The first volume of Herbert Hoover’s memoirs is probably the most revealing. It contains many entertaining asides that demonstrate his dry wit and self-deprecating humor. The volume also discusses his family in ways that is absent in later volumes.
Owing to Hoover’s profession as a mining engineer, he was constantly traveling the globe to attend to the needs of business. Lacking air travel at this time, Herbert and Lou Hoover took cruise ships to reach their global destinations. Their favorite passenger liner was the Lusitania.
On August 3, 1914, Hoover arrived at his London office only to learn that Germany had declared war on France. Remembering that Mrs. Hoover had booked passage back to the United States for the family on the Lusitania weeks earlier, Hoover telephoned the steamship office to see if their travel plans would be interrupted by the rapidly changing world events. The woman answering the call told Hoover, “Sure, she will be sailing to Germany. Don’t you know there is a war on?” Hoover deadpanned, “I concluded she meant that the Lusitania would not sail.”
For the next several months, the Hoover’s undertook heroic efforts with the American Citizens Relief Committee helping stranded American travelers in Europe return home safely to the United States.
On October 3, Lou Henry Hoover took their two young sons, Herbert and Allan, back to the safety of the United States to enroll them in school. Young Herbert, fearing sea-sickness more than U-Boats, was reluctant to eat during the voyage. In the end, his fears were proved unwarranted. As Hoover recalled: “When Mrs. Hoover and the boys reached New York, the cable informing me of safe arrival consisted of a statement from Herbert that he had eaten seven cream puffs in one day on the voyage. This was also his indication of exuberant triumph over his forebodings of seasickness. But to the British censor it was some deep and sinister code. I don’t think even yet that this British official is satisfied with the explanation. He certainly accepted it only with emphatic suspicion and dark warnings of the dire fate that awaited spies.”
Hoover‘s work with the Commission for Relief in Belgium took him to New York City in October 1915. He reunited with his family and they all left the United States for London on November 9, 1915. The following year, Hoover related another story about the war.
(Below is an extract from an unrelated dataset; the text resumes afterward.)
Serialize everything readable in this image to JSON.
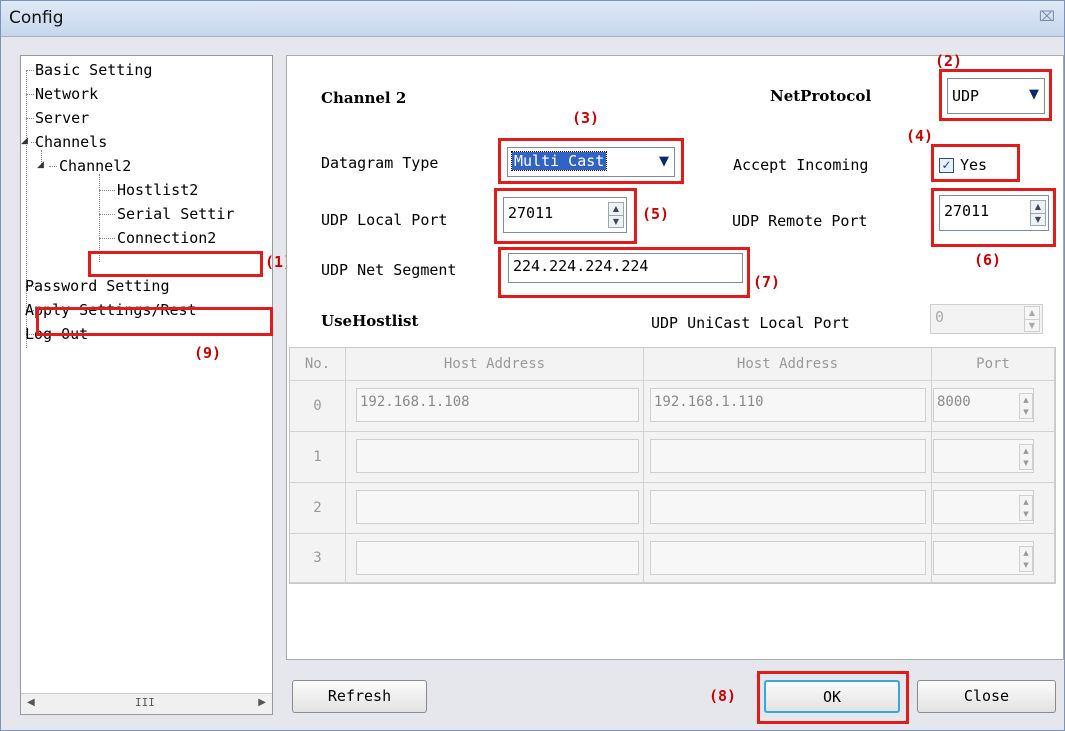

Beginning on May 31, 1915 and continuing intermittently throughout the war, the German’s used Zeppelin’s to bombard London. What had previously been considered a safe haven from the frontlines of battle, airships now terrorized civilian populations in regions far removed from the trenches. Describing a similar bombing raid in 1916, Hoover wrote: “One night during a raid, a bomb dropped nearby with a great explosion. Mrs. Hoover ran to the boys’ room to gather them up, intending to go into the basement, but their beds were empty. We furiously searched the house from attic to basement, but no boys. It then occurred to me that they sometimes climbed up a ladder through a trap door from the attic onto the roof. Pushing up the trap door, we found them calmly observing the streaming searchlights and the fighting planes. We decided to join them, and behold, we witnessed a Zeppelin brought down in flames north of London. We mentally marked the direction and, as soon as it was daylight, we got out the car and went in search of the wreck. With the help of a friendly policeman, both boys came home with treasured parts of the Zeppelin which clashed with our other household gods for years.”